黒い泥からしっかり形を現したエリックも惨状の中に突っ込みつつ、轟がどう動くかも注視する。
そしてまるでレスキュー隊のように生存者はいるかと叫び、トラックが無惨に転がっている中、下半身が切れ飛びながらもまだ息がある者がいた。
エリックはそんな虫の息の人間たちにまとわりつくと、勇敢な者たちよと賛美しながらもまだ生きられるような希望を与え、内に秘めた欲望を表層に浮き上がらせたタイミングで進化情報を掠め取っていく。

大怪我を負いながらもまだ生きている紗月は、自分個人には何も力がない他力本願能力に秀でた人間だと卑下する思いがこみ上げながら、僅かな意識不明から回復した。
そんな少女を守ろうと何十人の隊員たちが囲み、盾になってでも守ろうとするが、紗月はそんな状況と彼らの行動を好意的に思えなかった。
それは一人では何もできないという、劣等感から来る考え方だった。

奇跡を期待されている、相手の弱みを把握する能力に長けた平凡な美少女。
世界を導く少女なら、絶体絶命さえ切り抜けられるという無茶振り。
そうこうしているうち、また新たに生まれた変異体が何体も現れ、戦力差だけが大きくなっていく。
紗月は頭から流血しながら何も言わず、無力さを詫びた。
その視線の先には山田の傍らで咽び泣いている関がいて、仲間の死で悲嘆にくれている。
そんな弱々しい女子大生の頭を掴んだかつての仲間は、ボールでも拾うように持ち上げた。

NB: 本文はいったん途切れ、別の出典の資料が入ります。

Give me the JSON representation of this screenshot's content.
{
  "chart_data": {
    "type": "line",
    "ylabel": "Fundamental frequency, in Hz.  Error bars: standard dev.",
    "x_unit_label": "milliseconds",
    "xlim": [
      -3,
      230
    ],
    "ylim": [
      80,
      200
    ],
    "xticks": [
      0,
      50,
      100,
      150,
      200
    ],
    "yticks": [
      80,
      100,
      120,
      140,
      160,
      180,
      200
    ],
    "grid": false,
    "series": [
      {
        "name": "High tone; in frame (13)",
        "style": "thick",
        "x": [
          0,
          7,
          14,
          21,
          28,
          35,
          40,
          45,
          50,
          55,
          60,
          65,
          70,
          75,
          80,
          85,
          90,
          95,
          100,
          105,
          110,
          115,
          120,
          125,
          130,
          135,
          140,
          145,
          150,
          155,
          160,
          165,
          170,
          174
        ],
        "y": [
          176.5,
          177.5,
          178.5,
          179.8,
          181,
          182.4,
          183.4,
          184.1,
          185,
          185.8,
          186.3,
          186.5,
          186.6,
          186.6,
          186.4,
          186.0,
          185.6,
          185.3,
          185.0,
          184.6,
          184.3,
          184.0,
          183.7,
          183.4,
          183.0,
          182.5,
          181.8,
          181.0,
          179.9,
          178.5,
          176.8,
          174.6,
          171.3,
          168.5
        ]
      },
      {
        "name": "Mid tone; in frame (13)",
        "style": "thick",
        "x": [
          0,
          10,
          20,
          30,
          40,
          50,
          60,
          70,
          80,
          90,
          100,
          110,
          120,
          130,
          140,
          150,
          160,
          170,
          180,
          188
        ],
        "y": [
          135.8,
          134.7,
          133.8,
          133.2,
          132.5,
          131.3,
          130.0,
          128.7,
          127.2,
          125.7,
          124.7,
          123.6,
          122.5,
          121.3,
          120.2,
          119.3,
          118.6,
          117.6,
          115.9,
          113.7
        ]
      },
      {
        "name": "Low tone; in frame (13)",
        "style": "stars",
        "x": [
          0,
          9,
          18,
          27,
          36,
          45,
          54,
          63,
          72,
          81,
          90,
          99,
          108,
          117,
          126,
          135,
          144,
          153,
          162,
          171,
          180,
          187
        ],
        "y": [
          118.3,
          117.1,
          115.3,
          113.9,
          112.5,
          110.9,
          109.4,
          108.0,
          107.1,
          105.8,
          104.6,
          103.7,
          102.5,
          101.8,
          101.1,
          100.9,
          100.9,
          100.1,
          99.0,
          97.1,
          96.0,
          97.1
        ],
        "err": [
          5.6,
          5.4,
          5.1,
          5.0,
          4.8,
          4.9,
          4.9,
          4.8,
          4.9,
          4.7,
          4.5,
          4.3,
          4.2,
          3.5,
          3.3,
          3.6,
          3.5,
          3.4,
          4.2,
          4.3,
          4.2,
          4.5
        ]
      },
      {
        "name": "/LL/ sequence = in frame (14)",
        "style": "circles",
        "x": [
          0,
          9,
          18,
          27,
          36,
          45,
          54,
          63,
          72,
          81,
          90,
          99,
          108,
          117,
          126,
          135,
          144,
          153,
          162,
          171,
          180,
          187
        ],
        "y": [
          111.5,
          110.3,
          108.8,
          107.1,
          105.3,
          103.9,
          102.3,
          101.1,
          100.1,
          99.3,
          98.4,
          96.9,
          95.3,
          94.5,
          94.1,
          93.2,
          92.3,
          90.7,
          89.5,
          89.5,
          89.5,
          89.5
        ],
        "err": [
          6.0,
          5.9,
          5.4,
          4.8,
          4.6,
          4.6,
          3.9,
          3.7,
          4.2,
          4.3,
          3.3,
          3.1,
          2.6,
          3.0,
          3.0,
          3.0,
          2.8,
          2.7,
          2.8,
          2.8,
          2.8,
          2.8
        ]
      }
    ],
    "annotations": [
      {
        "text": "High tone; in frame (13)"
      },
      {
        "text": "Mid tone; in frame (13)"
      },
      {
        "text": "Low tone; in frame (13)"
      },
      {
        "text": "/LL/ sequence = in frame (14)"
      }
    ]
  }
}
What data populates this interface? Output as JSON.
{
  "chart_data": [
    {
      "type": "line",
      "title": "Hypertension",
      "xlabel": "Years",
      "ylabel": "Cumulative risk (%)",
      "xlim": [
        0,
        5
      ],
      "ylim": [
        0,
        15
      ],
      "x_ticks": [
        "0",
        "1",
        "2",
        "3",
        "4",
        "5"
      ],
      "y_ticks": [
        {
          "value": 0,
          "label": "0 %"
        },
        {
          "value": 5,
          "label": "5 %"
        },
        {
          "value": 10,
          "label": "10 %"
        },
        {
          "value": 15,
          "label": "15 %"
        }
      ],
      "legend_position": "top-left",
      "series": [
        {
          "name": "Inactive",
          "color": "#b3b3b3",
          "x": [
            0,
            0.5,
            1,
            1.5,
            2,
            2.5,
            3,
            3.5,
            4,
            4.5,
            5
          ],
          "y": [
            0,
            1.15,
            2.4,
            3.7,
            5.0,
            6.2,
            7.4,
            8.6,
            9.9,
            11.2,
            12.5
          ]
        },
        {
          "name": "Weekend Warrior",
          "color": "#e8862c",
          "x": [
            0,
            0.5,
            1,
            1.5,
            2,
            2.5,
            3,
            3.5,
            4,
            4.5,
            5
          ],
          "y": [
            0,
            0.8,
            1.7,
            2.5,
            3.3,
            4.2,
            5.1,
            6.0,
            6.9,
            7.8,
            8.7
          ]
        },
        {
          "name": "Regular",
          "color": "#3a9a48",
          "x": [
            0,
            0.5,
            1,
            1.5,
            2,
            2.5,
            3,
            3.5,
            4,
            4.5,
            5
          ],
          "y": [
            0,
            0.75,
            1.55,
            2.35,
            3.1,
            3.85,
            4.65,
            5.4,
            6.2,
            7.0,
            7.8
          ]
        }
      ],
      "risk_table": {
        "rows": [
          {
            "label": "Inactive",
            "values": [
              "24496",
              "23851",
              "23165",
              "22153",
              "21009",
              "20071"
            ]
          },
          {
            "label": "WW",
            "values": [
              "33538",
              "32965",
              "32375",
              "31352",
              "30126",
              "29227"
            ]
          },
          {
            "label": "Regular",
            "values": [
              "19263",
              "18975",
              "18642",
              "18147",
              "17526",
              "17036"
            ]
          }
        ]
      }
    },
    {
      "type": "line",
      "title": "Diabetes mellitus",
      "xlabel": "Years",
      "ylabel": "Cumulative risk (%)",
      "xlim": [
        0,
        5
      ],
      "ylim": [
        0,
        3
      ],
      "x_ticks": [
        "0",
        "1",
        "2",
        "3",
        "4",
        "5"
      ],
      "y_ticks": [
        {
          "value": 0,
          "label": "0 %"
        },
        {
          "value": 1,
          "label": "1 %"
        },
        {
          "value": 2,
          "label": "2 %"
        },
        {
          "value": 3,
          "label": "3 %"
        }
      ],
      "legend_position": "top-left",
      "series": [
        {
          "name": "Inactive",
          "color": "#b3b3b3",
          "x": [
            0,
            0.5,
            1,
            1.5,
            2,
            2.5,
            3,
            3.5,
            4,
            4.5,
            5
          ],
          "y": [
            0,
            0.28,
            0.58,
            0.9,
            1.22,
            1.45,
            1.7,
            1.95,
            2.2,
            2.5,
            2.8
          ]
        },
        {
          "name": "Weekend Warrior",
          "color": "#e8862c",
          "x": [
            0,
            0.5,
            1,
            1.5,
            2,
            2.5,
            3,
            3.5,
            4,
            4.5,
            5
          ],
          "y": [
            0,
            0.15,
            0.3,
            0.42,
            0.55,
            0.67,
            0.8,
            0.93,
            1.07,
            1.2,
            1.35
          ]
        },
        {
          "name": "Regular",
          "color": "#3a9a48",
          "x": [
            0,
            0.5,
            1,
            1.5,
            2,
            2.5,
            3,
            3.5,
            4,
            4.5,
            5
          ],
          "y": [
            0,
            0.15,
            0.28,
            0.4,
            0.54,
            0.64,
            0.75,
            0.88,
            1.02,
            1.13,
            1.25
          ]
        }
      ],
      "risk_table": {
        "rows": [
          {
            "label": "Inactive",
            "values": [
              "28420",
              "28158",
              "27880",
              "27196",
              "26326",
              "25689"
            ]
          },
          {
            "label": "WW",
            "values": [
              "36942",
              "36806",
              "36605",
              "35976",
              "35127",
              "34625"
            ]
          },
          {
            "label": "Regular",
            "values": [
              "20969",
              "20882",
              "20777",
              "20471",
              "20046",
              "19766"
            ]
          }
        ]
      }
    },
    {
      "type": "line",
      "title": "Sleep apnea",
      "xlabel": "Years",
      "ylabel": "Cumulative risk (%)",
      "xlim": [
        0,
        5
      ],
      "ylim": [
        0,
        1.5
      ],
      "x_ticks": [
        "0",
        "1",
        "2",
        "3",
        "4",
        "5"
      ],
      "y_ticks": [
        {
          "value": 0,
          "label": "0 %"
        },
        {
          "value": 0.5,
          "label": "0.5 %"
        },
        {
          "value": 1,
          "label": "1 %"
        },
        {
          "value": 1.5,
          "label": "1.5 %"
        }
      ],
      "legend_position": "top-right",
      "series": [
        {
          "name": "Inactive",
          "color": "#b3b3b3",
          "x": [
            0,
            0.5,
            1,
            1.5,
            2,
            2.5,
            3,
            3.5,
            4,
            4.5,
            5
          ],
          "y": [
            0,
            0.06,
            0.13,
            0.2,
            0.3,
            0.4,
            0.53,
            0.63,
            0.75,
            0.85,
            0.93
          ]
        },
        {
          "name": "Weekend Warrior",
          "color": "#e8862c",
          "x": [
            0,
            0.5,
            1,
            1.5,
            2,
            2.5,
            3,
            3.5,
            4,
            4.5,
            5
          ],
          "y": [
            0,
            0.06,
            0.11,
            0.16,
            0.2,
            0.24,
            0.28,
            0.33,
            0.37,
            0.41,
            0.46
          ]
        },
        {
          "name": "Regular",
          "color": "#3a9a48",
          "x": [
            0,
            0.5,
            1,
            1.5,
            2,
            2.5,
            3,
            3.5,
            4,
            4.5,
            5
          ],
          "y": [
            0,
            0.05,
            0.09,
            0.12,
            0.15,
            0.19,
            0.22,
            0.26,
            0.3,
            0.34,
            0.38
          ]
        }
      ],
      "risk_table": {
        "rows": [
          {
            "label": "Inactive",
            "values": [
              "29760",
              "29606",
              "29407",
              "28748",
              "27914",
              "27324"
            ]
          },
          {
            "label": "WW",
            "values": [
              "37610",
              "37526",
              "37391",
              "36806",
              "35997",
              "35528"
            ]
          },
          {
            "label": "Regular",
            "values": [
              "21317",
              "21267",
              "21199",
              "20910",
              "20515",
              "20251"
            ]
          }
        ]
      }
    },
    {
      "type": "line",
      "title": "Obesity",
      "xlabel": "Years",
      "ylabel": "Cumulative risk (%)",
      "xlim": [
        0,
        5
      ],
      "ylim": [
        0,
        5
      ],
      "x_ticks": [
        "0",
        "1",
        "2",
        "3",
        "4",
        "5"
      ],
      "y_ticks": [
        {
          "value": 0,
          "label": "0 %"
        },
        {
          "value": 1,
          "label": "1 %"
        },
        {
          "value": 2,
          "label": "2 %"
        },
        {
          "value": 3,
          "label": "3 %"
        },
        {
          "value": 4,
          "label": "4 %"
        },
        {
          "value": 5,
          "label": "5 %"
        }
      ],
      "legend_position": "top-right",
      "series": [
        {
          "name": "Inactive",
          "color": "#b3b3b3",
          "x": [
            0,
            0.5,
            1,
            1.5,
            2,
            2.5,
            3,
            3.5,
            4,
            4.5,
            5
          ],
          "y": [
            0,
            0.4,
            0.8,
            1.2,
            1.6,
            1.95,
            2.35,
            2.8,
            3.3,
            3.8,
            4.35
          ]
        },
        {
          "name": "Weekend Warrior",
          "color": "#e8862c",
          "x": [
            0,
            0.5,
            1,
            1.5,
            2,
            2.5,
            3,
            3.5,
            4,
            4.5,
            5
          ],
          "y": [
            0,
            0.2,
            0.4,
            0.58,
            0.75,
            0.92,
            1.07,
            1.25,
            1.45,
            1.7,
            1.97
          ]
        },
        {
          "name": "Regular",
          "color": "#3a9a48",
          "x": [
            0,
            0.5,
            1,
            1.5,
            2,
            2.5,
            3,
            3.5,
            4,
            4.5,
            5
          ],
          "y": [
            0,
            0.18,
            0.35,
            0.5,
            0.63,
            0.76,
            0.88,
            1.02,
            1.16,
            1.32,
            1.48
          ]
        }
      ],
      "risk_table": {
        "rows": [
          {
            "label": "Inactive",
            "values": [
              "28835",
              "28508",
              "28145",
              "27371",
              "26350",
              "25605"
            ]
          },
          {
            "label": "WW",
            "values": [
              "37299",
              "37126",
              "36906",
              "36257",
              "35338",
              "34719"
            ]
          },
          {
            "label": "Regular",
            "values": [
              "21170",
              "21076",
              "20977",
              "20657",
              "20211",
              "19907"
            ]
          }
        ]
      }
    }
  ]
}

残酷な光景が奇跡で止められることもなく、関はボールのように地面に叩きつけられて骨が砕ける嫌な音が響き、親友が恋した男の傍で動かなくなった。
紗月はその光景も虚ろに眺めるだけで、どうしようもなかった。

しかし隊員たちの士気は落ちず、銃を構えて戦う気満々だから、何度も理不尽を経験してきて父親を早くに亡くした無常と血の繋がらない母との不和にムカついてきた。
するとさっきまで諦めの境地だったのに、一人でも何物にも屈しない力が欲しくなった。
人智を越えた暴力、不可思議な現象、突然の自然災害。
そんな受け入れるしかなさそうな対象に抗える進化情報を得られるなら、晴輝への恋が叶わなくてもいいとさえ思い、怒りと切望に叫んだのだった。